10 March, 2022

Quora Answer: Is a Loan or Equity Funding Better for Startups?

The following is my answer to a Quora question: “Between a loan and equity funding, which is better for startups? 

That depends on the requirements of the founders, and the underlying financials of the company.  There are actually three options here: loan, equity, and loan to equity.  They have different implications. 

A loan means the balance sheet is loaded with debt.  This may have an effect on the company’s credit, and will be a consideration in future rounds of funding, since there is a stress on the cashflow.  Revenue is projected but the repayment is definite.  A loan does have the advantage in that no equity is given out, and the capitalisation table is preserved.  There are less complications in managing the capitalisation table across future rounds of funding. 

An equity stake means that the funder is now a shareholder of the business,  While there is no guaranteed cost in the form of loan repayment, the equity given out diminishes the authority of the founders.  A major shareholder can also demand a seat on the board, and interfere in the running of the business.  If too much equity is given out, founders may lose control of the company, and be unseated from the board.  Any equity given out cannot simply be taken back.  It also complicates the capitalisation table in future rounds of funding. 

A loan to equity is when a loan is given to the business, with the understanding that it can be converted into an equity stake in the future, dependent on conditions specified in the contract.  This is when the funder is hedging his bets.  Such options normally disadvantage the founders. 

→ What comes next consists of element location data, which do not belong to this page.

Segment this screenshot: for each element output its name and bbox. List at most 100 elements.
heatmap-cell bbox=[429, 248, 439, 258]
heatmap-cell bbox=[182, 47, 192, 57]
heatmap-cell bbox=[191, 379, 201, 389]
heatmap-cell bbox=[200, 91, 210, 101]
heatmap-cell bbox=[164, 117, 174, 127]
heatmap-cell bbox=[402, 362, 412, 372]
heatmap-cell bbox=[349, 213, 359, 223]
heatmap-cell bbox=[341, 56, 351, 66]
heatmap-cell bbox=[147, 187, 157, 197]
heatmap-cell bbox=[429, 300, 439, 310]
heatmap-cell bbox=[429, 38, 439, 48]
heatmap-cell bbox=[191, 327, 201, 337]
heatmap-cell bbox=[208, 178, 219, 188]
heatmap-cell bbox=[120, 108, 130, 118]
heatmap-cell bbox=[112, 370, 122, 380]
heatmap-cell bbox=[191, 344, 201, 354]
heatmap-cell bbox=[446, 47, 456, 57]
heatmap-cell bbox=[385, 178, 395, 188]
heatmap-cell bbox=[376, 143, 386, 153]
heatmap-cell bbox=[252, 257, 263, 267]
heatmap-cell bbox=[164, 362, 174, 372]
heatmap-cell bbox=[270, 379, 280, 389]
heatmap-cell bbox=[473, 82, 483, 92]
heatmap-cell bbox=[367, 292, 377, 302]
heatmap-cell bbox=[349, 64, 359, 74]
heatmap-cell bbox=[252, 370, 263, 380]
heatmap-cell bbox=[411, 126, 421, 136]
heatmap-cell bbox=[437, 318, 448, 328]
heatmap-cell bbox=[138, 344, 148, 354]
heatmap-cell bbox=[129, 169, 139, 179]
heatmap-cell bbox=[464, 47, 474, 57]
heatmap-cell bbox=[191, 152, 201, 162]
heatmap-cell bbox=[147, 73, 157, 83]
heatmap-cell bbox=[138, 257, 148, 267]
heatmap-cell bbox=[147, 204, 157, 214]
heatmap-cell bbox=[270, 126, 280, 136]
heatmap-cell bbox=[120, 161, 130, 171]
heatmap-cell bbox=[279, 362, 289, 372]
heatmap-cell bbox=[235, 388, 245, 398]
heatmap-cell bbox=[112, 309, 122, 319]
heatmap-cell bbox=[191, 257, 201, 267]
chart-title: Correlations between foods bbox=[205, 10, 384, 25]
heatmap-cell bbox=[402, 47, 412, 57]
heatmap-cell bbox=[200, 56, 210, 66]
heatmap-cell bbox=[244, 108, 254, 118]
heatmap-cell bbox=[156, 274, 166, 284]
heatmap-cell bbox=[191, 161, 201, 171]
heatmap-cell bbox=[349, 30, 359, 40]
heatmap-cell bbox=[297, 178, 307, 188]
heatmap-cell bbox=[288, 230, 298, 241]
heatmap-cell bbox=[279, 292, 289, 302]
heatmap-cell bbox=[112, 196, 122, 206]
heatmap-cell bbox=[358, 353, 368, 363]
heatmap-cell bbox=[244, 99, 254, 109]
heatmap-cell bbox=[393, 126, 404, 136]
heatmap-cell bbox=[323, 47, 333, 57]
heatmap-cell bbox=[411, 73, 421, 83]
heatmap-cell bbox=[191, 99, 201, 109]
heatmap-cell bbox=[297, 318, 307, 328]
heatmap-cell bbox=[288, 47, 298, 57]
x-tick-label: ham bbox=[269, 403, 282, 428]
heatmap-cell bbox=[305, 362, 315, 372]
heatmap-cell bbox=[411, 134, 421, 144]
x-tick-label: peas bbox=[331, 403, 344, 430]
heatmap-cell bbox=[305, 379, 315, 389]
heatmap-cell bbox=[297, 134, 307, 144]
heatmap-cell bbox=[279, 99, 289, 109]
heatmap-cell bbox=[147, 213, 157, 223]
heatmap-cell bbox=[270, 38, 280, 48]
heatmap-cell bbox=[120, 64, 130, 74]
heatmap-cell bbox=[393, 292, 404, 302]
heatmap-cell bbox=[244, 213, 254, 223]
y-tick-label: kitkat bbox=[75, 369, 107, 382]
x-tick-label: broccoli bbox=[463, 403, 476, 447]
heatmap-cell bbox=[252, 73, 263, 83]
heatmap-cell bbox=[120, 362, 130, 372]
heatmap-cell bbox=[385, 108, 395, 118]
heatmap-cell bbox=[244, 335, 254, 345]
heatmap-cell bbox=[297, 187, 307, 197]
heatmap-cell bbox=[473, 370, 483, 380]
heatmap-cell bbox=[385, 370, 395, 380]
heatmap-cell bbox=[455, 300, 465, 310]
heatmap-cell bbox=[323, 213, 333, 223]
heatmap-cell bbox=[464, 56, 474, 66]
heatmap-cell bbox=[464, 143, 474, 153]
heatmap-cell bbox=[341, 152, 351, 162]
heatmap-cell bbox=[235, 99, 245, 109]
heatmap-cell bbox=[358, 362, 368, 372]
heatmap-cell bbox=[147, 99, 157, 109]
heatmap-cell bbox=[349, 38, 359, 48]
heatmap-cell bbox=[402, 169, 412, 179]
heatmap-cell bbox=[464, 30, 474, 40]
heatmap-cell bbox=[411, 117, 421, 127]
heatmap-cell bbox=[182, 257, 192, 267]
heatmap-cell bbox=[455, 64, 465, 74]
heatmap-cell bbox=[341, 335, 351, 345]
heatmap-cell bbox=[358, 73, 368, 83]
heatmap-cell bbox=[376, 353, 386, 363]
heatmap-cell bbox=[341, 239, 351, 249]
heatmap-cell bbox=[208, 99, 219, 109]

Generally, for startups, it is best to give our some equity early.  The valuation of that stake given out should take into consideration future rounds of funding.  Any stake given out for this first round should never be more than the stake the founders control.  A loan is something that can be taken on after the first round of funding, to address immediate cashflow needs, while preserving equity in preparation for the next round of funding.  A loan to equity is only considered under special circumstances.  It is seldom palatable.